Only twenty or so dust mite proteins out of thousands trigger the allergic reactions that we all know and hate: sneezing, sniffing, and watery eyes. Scientists from the new collaboration set out to determine why other dust mite proteins and other proteins in the environment didn’t have the same effect. Why THESE proteins?
During the study, researchers used the new technique to measure the stability of both allergens and non-allergens in dust mites. The new technique measures that stability of highly complex groups of proteins, hundreds or even thousands at a time. Before this technique, these kinds of measurements old only be done on one protein at a time. Combined with transcriptome data to get an idea of allergen abundance, they found that the allergens were spastically more abundant and stable than non-allergens.
“The allergens weren't just more abundant, and they weren't just more stable, they were both more abundant and more stable," said co-author of the study, Michael Fitzgerald. They studied 19 known allergens and 659 non-allergens from whole dust mites. "This helps us understand at a fundamental level why certain proteins are allergenic."
Understanding the characteristics that make certain proteins allergenic opens doors for new allergy treatments and new ways to predict which artificially added environmental proteins will trigger allergies, like those in food, medicine or other products.

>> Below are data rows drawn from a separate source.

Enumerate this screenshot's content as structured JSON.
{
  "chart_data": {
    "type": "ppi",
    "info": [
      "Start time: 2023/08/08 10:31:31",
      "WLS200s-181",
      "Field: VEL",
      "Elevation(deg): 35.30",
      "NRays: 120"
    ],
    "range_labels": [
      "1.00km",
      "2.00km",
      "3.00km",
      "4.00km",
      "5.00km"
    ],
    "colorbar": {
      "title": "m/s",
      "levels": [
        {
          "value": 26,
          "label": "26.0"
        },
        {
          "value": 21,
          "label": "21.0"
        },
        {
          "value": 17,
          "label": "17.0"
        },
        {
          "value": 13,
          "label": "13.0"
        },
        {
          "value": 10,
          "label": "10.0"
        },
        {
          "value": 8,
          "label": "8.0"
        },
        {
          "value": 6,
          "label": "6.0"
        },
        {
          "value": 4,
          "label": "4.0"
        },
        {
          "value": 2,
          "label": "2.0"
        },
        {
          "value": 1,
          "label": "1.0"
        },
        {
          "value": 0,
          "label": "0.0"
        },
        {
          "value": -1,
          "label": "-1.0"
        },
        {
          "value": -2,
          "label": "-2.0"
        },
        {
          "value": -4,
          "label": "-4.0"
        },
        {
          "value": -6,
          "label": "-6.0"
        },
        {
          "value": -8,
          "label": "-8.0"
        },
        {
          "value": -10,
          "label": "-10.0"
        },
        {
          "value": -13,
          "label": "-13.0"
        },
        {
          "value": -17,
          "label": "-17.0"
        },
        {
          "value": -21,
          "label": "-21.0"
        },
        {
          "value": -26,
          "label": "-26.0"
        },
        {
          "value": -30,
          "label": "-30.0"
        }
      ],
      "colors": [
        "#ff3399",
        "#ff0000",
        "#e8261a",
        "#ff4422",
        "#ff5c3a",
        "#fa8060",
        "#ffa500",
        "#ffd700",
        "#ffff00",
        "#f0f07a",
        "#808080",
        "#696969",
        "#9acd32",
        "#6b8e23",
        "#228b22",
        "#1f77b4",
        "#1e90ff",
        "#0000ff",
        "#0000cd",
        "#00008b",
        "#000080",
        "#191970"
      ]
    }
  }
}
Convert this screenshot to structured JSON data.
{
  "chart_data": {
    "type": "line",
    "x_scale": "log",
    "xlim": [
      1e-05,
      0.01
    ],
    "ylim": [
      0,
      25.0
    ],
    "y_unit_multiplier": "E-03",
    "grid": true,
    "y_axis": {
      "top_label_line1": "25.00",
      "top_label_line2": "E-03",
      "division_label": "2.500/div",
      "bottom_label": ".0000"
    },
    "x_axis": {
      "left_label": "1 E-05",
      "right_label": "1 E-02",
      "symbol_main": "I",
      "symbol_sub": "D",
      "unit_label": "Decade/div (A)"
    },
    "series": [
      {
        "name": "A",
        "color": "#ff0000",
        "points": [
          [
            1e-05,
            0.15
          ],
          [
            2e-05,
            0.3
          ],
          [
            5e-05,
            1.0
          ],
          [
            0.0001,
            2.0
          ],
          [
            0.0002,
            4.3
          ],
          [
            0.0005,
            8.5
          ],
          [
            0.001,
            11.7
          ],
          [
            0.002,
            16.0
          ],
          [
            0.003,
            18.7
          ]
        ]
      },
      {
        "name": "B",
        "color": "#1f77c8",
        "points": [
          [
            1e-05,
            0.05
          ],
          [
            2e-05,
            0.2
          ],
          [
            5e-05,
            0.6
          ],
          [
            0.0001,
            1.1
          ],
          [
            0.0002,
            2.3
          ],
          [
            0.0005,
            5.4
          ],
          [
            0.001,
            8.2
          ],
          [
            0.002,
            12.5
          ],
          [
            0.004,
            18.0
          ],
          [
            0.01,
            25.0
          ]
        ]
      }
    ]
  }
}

“Understanding how stable they are, putting a number on that, quantifying that, can be useful in a number of different applications, from drug mode-of-action studies to characterizing disease states," Fitzgerald said.
The researchers plan to continue with their study looking at other allergens, like those from cockroaches and pollen. The current study was published in the Journal of Allergy and Clinical Immunology
"Proteins are becoming more and more widely used in various consumer products, from GMOs to therapeutic medicines," Fitzgerald said. "This may help predict which ones of those may be more or less allergenic."